Monday, October 5, 2009

Bright Star

One of the perils of a professional education in film is that you can almost never get really absorbed in a movie. Maybe the occasional super-dramatic picture can pull you in so you forget everything but it, but most of the time when I go to a movie I'm thinking about camera shots and what the actors were thinking and why the director/writers decided to tell the story the way they did. I wouldn't call this a bad thing: if the movie is boring, it gives me something to think about, and if the movie is good, it actually adds to my enjoyment. Last weekend I went to see a movie called Bright Star, which is about the poet Keats, and I found I was spending a lot of time looking at the costumes worn by the lead actress, who was playing Fanny Brawne. In this case, however, I don't think this was a sign of distraction. The movie was made in such a way that I think the viewer is honestly supposed to notice everything every character wore. Bright Star is a historical picture, and a biopic, but it is small in scale, and focused on the everyday. There's not much of a plot, except that Fanny Brawne can't marry Keats because neither of them have any money.

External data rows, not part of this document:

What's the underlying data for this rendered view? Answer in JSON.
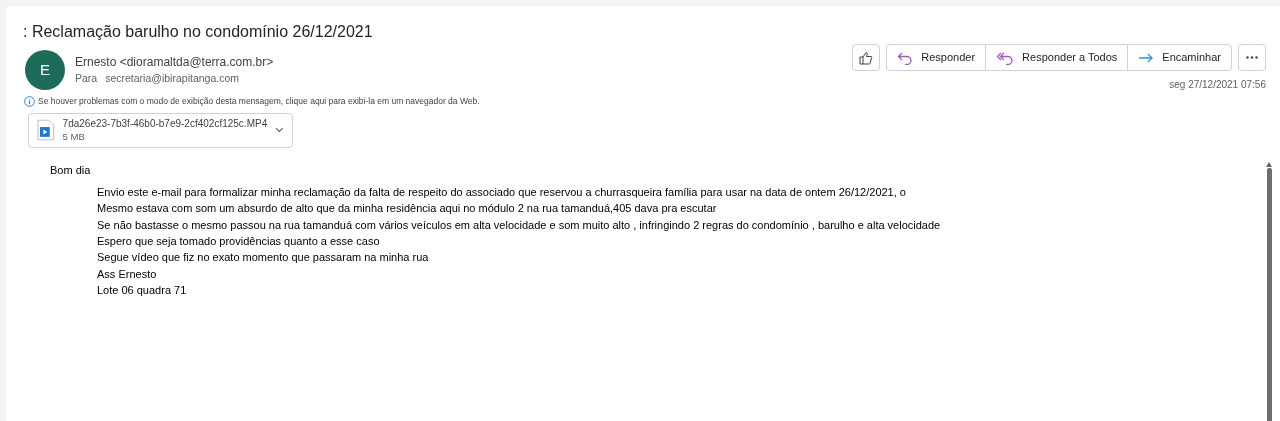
{
  "subject": ": Reclamação barulho no condomínio 26/12/2021",
  "sender": {
    "initial": "E",
    "from": "Ernesto <dioramaltda@terra.com.br>",
    "to_label": "Para",
    "to": "secretaria@ibirapitanga.com"
  },
  "actions": [
    {
      "kind": "reply",
      "label": "Responder"
    },
    {
      "kind": "reply_all",
      "label": "Responder a Todos"
    },
    {
      "kind": "forward",
      "label": "Encaminhar"
    }
  ],
  "date": "seg 27/12/2021 07:56",
  "info": "Se houver problemas com o modo de exibição desta mensagem, clique aqui para exibi-la em um navegador da Web.",
  "attachment": {
    "name": "7da26e23-7b3f-46b0-b7e9-2cf402cf125c.MP4",
    "size": "5 MB"
  },
  "greeting": "Bom dia",
  "body": [
    "Envio este e-mail para formalizar minha reclamação da falta de respeito do associado que reservou a churrasqueira família para usar na data de ontem 26/12/2021, o",
    "Mesmo estava com som um absurdo de alto que da minha residência aqui no módulo 2 na rua tamanduá,405 dava pra escutar",
    "Se não bastasse o mesmo passou na rua tamanduá com vários veículos em alta velocidade e som muito alto , infringindo 2 regras do condomínio , barulho e alta velocidade",
    "Espero que seja tomado providências quanto a esse caso",
    "Segue vídeo que fiz no exato momento que passaram na minha rua",
    "Ass Ernesto",
    "Lote 06 quadra 71"
  ]
}
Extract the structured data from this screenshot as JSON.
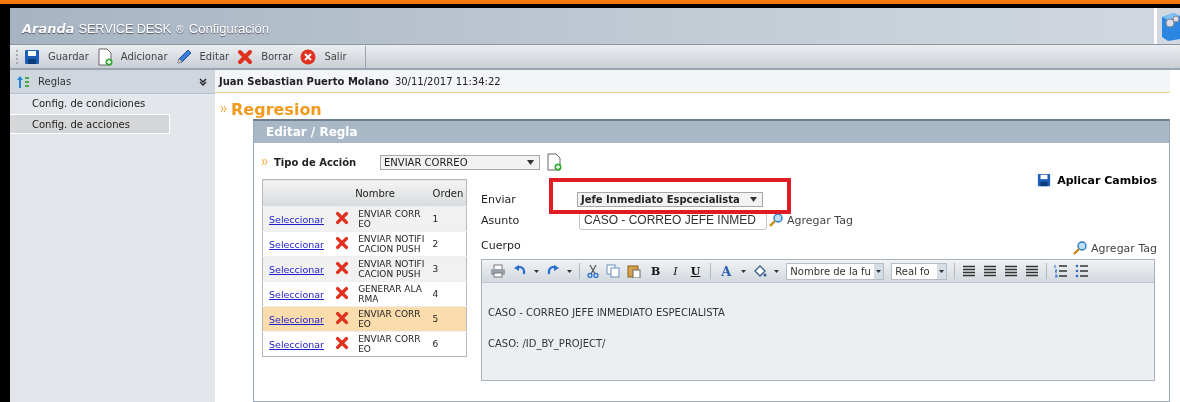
{
  "app": {
    "brand": "Aranda",
    "product": "SERVICE DESK",
    "mark": "®",
    "section": "Configuración"
  },
  "toolbar": [
    {
      "kind": "save",
      "label": "Guardar"
    },
    {
      "kind": "add",
      "label": "Adicionar"
    },
    {
      "kind": "edit",
      "label": "Editar"
    },
    {
      "kind": "delete",
      "label": "Borrar"
    },
    {
      "kind": "exit",
      "label": "Salir"
    }
  ],
  "sidebar": {
    "title": "Reglas",
    "items": [
      {
        "label": "Config. de condiciones",
        "selected": false
      },
      {
        "label": "Config. de acciones",
        "selected": true
      }
    ]
  },
  "user_bar": {
    "user": "Juan Sebastian Puerto Molano",
    "datetime": "30/11/2017 11:34:22"
  },
  "page_title": "Regresion",
  "panel": {
    "title": "Editar / Regla",
    "action_type": {
      "label": "Tipo de Acción",
      "value": "ENVIAR CORREO"
    },
    "table": {
      "columns": [
        "Nombre",
        "Orden"
      ],
      "rows": [
        {
          "link": "Seleccionar",
          "name": "ENVIAR CORREO",
          "order": "1",
          "selected": false
        },
        {
          "link": "Seleccionar",
          "name": "ENVIAR NOTIFICACION PUSH",
          "order": "2",
          "selected": false
        },
        {
          "link": "Seleccionar",
          "name": "ENVIAR NOTIFICACION PUSH",
          "order": "3",
          "selected": false
        },
        {
          "link": "Seleccionar",
          "name": "GENERAR ALARMA",
          "order": "4",
          "selected": false
        },
        {
          "link": "Seleccionar",
          "name": "ENVIAR CORREO",
          "order": "5",
          "selected": true
        },
        {
          "link": "Seleccionar",
          "name": "ENVIAR CORREO",
          "order": "6",
          "selected": false
        }
      ]
    },
    "apply_button": "Aplicar Cambios",
    "form": {
      "send": {
        "label": "Enviar",
        "value": "Jefe Inmediato Espcecialista",
        "highlighted": true
      },
      "subject": {
        "label": "Asunto",
        "value": "CASO - CORREO JEFE INMED",
        "tag_link": "Agregar Tag"
      },
      "body": {
        "label": "Cuerpo",
        "tag_link": "Agregar Tag",
        "tools": [
          {
            "kind": "print"
          },
          {
            "kind": "undo"
          },
          {
            "kind": "caret"
          },
          {
            "kind": "redo"
          },
          {
            "kind": "caret"
          },
          {
            "kind": "sep"
          },
          {
            "kind": "cut"
          },
          {
            "kind": "copy"
          },
          {
            "kind": "paste"
          },
          {
            "kind": "bold",
            "label": "B"
          },
          {
            "kind": "italic",
            "label": "I"
          },
          {
            "kind": "underline",
            "label": "U"
          },
          {
            "kind": "sep"
          },
          {
            "kind": "color",
            "label": "A"
          },
          {
            "kind": "caret"
          },
          {
            "kind": "fill"
          },
          {
            "kind": "caret"
          },
          {
            "kind": "select",
            "label": "Nombre de la fu",
            "wide": true
          },
          {
            "kind": "select",
            "label": "Real fo",
            "wide": false
          },
          {
            "kind": "sep"
          },
          {
            "kind": "align"
          },
          {
            "kind": "align"
          },
          {
            "kind": "align"
          },
          {
            "kind": "align"
          },
          {
            "kind": "sep"
          },
          {
            "kind": "olist"
          },
          {
            "kind": "ulist"
          }
        ],
        "lines": [
          "CASO - CORREO JEFE INMEDIATO ESPECIALISTA",
          "CASO: /ID_BY_PROJECT/"
        ]
      }
    }
  }
}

The ups and downs of their relationship and the machinations of one of Keats' friends, who dislikes Fanny, form the episodes of the movie, until the end, when Keats goes off to Italy to try and regain his health. (Spoiler - he doesn't make it back.) You often hear about character-driven plots in writing -- actions that are driven by the motivations of truly realistic characters, not just forced upon them by authors who need "something to happen" in this chapter. It's hard enough to achieve this in fiction, but it's far rarer in film. And that's precisely what Bright Star is. Go see it as a class in creating plot, conflict and character. And enjoy the costumes.